A cop-out – Business Money editor berates Environment Agency’s chairman
Robert Lefroy, who lives in the flooded village of Thorney, lashed out at Lord Smith’s statement made today inferring that town or country could be defended from flooding but not both, as it could not be afforded.
Lefroy commented: “It is all about ideology not economics. The Somerset levels have been reclaimed over a period of 1,000 years but the process stopped in 1990 when the Environment Agency took over responsibility for its management. The first thing it did was to scrap the machinery that dredged the rivers which were then allowed to silt up and become choked with weed and reed. You do not have to be particularly bright to work out that a deeper, cleaner river will shift water to the sea a great deal faster.
Lord Smith’s claim, that the old-established and well proven way can no longer be afforded, fails on to two glaring counts. First, the Environment Agency spent £31m creating a bird sanctuary in Somerset and insisted that adjacent farms did not clear their ditches so that the water levels could be maintained for wading birds. That money would have dredged the rivers on the levels for at least eight years. Second, the cost of flooding to communities, businesses, communications and the cost of the public services now required to support them must be huge.
In a bitter piece of irony the so-called natural and bio-diverse policies of the Environment Agency have resulted in the slaughter by drowning of badgers, hedgehogs, ground-nesting birds, rabbits, foxes – you name it, it is probably dead now. Just where human beings stand in the agency’s list of priorities I can only speculate but they are suffering too.
The Norfolk Broad’s authorities fought a long and bitter battle 20 years ago to keep their management out of the hands of the Environment Agency. They succeeded and despite record rainfall the Broads have not flooded.
The UK is seeing a population explosion and needs every inch of land it can find for new homes and growing the food to feed the occupants. To turn back the clock 1,000 years to return the Somerset Levels to a swamp is the kind of woolly headed, misguided thinking of local MP, Ian Liddell-Grainger’s, townie do-gooders and twitchers who have exercised far too much influence in the affairs of the Environment Agency over the last 25 years.
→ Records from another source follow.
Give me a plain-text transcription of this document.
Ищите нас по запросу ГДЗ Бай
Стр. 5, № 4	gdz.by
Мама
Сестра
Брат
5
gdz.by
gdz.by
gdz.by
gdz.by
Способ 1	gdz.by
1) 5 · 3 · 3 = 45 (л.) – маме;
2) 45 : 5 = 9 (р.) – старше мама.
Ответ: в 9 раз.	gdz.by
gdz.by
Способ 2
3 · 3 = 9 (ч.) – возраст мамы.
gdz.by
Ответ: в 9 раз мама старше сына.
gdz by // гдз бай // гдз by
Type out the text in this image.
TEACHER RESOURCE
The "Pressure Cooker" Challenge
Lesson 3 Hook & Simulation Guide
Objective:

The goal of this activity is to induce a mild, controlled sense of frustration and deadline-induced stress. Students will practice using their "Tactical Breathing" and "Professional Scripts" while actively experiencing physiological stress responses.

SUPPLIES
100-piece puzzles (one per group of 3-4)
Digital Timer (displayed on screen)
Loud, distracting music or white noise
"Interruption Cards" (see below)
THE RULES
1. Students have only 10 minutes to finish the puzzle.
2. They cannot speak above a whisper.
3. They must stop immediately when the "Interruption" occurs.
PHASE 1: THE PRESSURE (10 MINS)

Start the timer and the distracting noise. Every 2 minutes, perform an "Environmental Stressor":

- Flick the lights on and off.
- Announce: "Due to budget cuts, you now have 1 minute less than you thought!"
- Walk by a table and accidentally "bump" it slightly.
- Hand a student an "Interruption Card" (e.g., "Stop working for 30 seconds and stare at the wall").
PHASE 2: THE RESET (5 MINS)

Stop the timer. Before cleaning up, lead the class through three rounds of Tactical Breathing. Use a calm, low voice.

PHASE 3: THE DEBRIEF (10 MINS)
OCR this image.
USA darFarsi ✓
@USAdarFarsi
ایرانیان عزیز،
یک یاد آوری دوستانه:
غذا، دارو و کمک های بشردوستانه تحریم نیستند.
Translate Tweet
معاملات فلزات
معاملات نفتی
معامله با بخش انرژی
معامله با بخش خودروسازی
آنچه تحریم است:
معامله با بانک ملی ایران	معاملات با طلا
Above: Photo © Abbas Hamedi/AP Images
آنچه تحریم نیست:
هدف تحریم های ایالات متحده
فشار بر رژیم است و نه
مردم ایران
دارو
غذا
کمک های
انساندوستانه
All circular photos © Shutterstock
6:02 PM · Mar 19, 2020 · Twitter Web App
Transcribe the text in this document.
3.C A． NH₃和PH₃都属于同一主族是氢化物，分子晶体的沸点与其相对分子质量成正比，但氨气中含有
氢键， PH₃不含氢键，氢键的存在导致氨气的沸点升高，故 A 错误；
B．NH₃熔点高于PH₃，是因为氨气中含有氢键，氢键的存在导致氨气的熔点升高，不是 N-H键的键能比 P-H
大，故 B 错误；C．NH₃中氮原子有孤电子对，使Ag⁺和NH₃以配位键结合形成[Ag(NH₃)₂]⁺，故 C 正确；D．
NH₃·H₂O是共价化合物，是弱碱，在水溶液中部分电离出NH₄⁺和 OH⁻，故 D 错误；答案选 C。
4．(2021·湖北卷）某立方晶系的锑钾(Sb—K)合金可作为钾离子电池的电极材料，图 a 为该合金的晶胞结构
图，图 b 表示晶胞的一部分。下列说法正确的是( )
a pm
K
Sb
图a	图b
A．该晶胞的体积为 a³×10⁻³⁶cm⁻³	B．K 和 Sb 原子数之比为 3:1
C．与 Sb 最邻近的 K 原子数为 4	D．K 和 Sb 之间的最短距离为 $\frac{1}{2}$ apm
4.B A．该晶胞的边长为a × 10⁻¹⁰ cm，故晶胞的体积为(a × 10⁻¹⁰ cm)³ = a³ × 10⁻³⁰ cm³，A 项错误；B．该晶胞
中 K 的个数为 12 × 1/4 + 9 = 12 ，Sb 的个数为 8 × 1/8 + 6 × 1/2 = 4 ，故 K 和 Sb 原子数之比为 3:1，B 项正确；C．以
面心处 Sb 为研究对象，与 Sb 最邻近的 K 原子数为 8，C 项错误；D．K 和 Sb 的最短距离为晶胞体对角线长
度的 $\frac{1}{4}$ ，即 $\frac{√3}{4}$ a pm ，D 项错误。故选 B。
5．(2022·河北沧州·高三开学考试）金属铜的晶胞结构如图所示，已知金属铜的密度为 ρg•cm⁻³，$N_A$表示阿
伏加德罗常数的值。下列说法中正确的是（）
Lord Smith is right to stand up for his workforce that has laboured heroically over the last month but much of the effort would not have been necessary had the agency done its job properly. In wasting taxpayers’ money and resources, in slaughtering swathes of wildlife by drowning and in comparison with the Norfolk Broads it has failed on every reasonable count by which it must be assessed.
I utterly reject Lord Smith’s statement today: it smacks of the old politician trying to justify a quarter of a century of willful negligence towards its duties through a pitiful adherence to what is a now, unquestionably established, disastrous ideology.